I asked the same myself almost 9 years ago when I was curious what my friends (who were Mormon) believed. I have since become a member of the Church of Jesus Christ of Latter-Day Saints. I have over the last 8.5 years studied the scriptures (Bible and Book of Mormon) about 2-3 hours a day. -I don't claim to know everything, but I am knowledgeable in this subject. Not to slight others who have responded to your question, but I don't think many of them can say the same.
Now, to answer your question. The Book of Mormon contains numerous discourses from various ancient prophets that were descendants of some of the "Lost tribes of Israel" spoken of in the Old Testament. These tribes were scattered across the earth, some of which were led to the ancient Americas (which is the setting of the Book of Mormon). It also contains fragments of the religious and civil history of these peoples.
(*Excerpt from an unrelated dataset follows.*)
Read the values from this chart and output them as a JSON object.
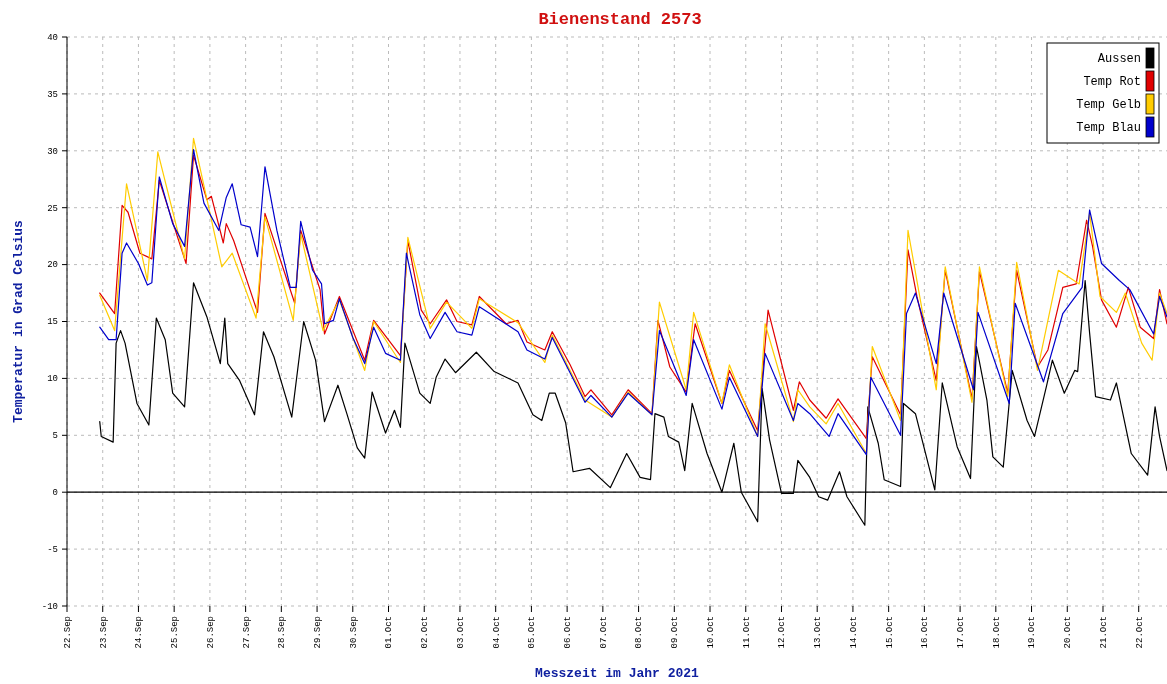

Page for page, the Book of Mormon references Jesus Christ more than the Bible (a fact which those who have not read the Book of Mormon completely, or the Bible for that matter) are ignorant of when they accuse members of the Church as being "not Christian."
Key teachings include:
*salvation comes only through the name of Jesus Christ.
-Mosiah 3:17, 2 Nephi 25:20. Compare to John 14:6 and
Acts 4:12 in the Bible
*We are all children of God our Heavenly Father and he loves and knows each of us individually.
-1 Nephi 11:17. Compare to Acts 17:29 in the Bible
*Through faith in Christ and repentance, we can not only be
forgiven of our sins and weaknesses, but overcome them
-3 Nephi 27:20, Alma 26:12. Compare to Hebrews 11:6 and
Philippians 4:13 in the Bible
I can list many more topics and many more references, but the Book of Mormon's subtitle does the best job of summarizing its content: "Another Testament of Jesus Christ." I am currently reading the Book of Mormon through for the 23rd time and have read the Bible numerous times as well. I find rich insights in both as I combine what I have learned.
There will always be nay-sayers to listen to, but honest, intelligent, and truth-seeking people usually go to the source. You don't go to a Chevy dealership to learn about Fords. It is ironic that many of those who profess to be Christians are so quick to cast stones at a book that supports the canon (scriptures) they base their faith in.